Wrapping a white shawl around her shoulders, Sara Angel Guerrero-Mostafa heads to the backyard garden.
She surveys her work: She’s just finished planting tomatoes, okra, eggplant, beets, spinach, sugar peas and squash.
Look, here’s a chili pepper that’s perfect for picking. She plucks it with panache.
Sara’s vegetable garden used to be potted on the balcony of her apartment, so she’s glad to give the plants more room to grow in this her new, larger space that fits her new, larger life.
A lifelong learner and earnest educator, Sara has lived many places and has pursued myriad opportunities, so unlike her vegetables, she doesn’t need deep roots to grow.
This move has been especially exciting because she got married last year, and this will be the first proper place she and her husband, an artist and teacher, have chosen together.
Sara, who is the Museum of the Moving Image’s deputy director of education and community engagement, has lived in New York off and on since 1995 when she came to study at Barnard College.
After spending the first dozen years of her life in Santa Barbara, California, Sara started her odyssey by moving to Pittsburg, where her single mother got a teaching job.

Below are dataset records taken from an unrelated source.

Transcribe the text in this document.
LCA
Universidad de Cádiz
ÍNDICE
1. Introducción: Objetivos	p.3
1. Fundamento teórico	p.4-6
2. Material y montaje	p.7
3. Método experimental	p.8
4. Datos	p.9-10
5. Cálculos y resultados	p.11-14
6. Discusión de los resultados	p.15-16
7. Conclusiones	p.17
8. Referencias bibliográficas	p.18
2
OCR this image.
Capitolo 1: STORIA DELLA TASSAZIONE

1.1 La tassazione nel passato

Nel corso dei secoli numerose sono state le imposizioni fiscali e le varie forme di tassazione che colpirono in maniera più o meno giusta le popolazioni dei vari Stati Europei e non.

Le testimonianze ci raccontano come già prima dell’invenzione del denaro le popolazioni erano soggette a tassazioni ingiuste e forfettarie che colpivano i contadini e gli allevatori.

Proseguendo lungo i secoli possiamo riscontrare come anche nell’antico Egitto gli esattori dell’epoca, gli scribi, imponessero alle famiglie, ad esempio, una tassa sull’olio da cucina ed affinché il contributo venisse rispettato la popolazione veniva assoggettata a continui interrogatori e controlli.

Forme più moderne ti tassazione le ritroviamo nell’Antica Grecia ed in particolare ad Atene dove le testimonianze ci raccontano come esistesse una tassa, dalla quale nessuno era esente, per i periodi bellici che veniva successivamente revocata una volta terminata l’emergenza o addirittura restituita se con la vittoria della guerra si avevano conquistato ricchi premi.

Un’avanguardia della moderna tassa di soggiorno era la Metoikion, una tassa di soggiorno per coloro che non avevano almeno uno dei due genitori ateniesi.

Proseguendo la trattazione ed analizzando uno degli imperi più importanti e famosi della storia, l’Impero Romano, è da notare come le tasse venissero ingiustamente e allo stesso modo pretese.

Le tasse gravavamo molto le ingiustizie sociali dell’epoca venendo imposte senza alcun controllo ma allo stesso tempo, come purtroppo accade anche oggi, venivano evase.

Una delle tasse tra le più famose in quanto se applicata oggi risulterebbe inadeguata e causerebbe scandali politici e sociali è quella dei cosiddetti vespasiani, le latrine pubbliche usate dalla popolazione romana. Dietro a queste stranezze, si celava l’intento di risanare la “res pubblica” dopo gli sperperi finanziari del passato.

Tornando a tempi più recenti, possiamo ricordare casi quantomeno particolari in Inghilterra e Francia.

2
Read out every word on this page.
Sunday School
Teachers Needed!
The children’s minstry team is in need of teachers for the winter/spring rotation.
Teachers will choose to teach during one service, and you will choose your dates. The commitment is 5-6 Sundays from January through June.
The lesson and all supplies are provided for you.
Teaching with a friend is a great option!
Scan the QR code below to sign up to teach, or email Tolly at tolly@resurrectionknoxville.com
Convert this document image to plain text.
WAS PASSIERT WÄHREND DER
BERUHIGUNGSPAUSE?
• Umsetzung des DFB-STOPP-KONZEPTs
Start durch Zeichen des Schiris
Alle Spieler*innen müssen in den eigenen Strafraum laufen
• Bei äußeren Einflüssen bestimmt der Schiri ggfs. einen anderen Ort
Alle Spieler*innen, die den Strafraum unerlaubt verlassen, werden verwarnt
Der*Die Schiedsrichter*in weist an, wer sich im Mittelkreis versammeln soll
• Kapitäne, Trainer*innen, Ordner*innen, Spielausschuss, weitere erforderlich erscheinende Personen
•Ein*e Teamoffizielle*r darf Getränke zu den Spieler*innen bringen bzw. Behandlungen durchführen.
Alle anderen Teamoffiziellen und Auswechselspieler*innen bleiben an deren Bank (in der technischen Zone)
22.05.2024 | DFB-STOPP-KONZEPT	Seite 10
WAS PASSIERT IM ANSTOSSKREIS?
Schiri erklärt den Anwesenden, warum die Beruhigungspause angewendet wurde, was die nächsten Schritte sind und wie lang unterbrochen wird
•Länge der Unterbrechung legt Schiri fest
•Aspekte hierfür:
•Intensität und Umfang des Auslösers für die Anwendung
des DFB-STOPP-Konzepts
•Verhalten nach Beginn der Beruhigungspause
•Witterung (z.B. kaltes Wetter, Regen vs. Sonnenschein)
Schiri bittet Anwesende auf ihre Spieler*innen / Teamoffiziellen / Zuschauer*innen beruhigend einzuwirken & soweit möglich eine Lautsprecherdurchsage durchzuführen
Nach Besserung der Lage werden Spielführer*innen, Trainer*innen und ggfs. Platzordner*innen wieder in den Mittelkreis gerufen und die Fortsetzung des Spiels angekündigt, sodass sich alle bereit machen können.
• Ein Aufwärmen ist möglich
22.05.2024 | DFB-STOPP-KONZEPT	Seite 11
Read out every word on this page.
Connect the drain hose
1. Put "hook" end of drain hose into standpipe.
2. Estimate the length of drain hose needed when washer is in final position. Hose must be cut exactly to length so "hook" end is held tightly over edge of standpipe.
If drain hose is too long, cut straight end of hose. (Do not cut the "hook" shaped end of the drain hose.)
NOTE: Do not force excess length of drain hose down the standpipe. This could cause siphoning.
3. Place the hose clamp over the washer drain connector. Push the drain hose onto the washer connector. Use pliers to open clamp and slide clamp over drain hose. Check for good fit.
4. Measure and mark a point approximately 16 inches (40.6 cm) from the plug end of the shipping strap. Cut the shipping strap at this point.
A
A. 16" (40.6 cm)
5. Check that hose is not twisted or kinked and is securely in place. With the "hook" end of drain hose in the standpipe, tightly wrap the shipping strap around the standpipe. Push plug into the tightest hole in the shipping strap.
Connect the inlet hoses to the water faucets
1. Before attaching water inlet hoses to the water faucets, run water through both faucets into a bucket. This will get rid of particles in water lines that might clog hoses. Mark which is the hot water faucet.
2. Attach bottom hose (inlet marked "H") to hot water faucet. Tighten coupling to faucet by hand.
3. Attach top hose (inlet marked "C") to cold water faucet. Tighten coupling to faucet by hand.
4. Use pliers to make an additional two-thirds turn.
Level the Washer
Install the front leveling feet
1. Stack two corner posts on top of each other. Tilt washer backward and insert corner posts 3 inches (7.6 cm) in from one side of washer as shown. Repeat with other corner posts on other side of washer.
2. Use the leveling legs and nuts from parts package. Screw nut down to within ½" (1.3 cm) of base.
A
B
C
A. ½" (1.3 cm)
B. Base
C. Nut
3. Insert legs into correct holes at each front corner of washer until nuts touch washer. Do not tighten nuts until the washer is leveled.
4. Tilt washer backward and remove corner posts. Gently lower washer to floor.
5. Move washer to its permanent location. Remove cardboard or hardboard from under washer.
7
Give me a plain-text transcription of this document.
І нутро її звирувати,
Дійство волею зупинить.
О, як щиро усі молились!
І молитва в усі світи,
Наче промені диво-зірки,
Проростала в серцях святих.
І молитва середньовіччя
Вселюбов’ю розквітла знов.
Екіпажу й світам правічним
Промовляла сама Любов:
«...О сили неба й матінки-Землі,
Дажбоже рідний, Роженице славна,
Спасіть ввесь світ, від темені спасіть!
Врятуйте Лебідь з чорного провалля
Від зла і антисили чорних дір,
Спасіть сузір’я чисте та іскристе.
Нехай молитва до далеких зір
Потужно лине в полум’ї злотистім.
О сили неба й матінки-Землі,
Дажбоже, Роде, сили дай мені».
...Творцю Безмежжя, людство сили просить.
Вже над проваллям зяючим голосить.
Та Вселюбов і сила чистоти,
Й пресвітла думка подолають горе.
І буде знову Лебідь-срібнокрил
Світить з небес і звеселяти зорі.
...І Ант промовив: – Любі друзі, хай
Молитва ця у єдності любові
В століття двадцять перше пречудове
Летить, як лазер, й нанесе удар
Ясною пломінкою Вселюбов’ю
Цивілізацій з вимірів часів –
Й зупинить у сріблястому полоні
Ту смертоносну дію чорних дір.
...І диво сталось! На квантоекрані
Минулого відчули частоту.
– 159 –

“I’ve always been involved in art and academic environments,” she says, adding that her mother has devoted herself to art for the last several years. “I went to museums all the time and took classes there. I come from a family of teachers and academics; if you go back in my family history, there probably are about 50 teachers.”
After graduating from Barnard with a bachelor’s degree in sociology and women’s studies, Sara, through the nonprofit Teach For America, became a middle-school teacher in Phoenix, Arizona.
It was, to say the least, a learning experience.
At night, Sara became a student again, earning a master’s degree in education from Arizona State University.
“I’ve always loved teaching because it’s a service,” she says. “I like the idea of having intellectual conversations and sharing skills.”
Her next teaching job was in Mexico City, where her father, who died at a young age, was from.
“I visited my grandmother every weekend,” she says, adding that she learned a lot of things, including film editing and advanced Spanish, while there.
Two years later, she headed back to The Big Apple, this time to teach Teach For America applicants. At the same time, she was a consultant to a sociologist at Barnard.
Her next position – what she calls her dream job – was at the Queens Museum, where she became the founding manager of the New New Yorkers Program, which teaches immigrants life skills through the arts.
Then, she was off to the University of the Arts London, where she studied from 2009 to 2012, working on a doctorate in art theory.
“I didn’t stay in the city all that time,” she says. “I traveled through the Middle East and Central America as part of my research.”
She came back to Queens, where, among other things, she continued her consulting and became a freelance curator and a dealer in Latin American art.
In 2015, she landed the job as director of education and public engagement for No Longer Empty, a nonprofit that turns unoccupied storefronts into public art exhibitions.
Her love of art and all of her academic and professional work led to the job at the Museum of the Moving Image. The position was created in 2017, the same year Sara earned her doctorate.
In addition to figuring out how to engage the community via online classes and activities in the wake of the pandemic, Sara is working on creating a game lab for children of all ages.
Although Sara has taken many art classes and loves to draw, paint and sculpt, her real passion is “being an arts worker to help people interact with art. I love the intersection of art and education.”
She sees art as a way to bring the world together.
“Art is the true language of love,” she says, “because you communicate with your heart, and it breaks down boundaries. The synergy, the magic happens when people create art together.”
Sara intends to keep making that magic happen at the Museum of the Moving Image for years to come.
“I love working there,” she says, adding that someday she hopes to establish a community arts center.
If not in Astoria, then wherever she and her moving boxes end up.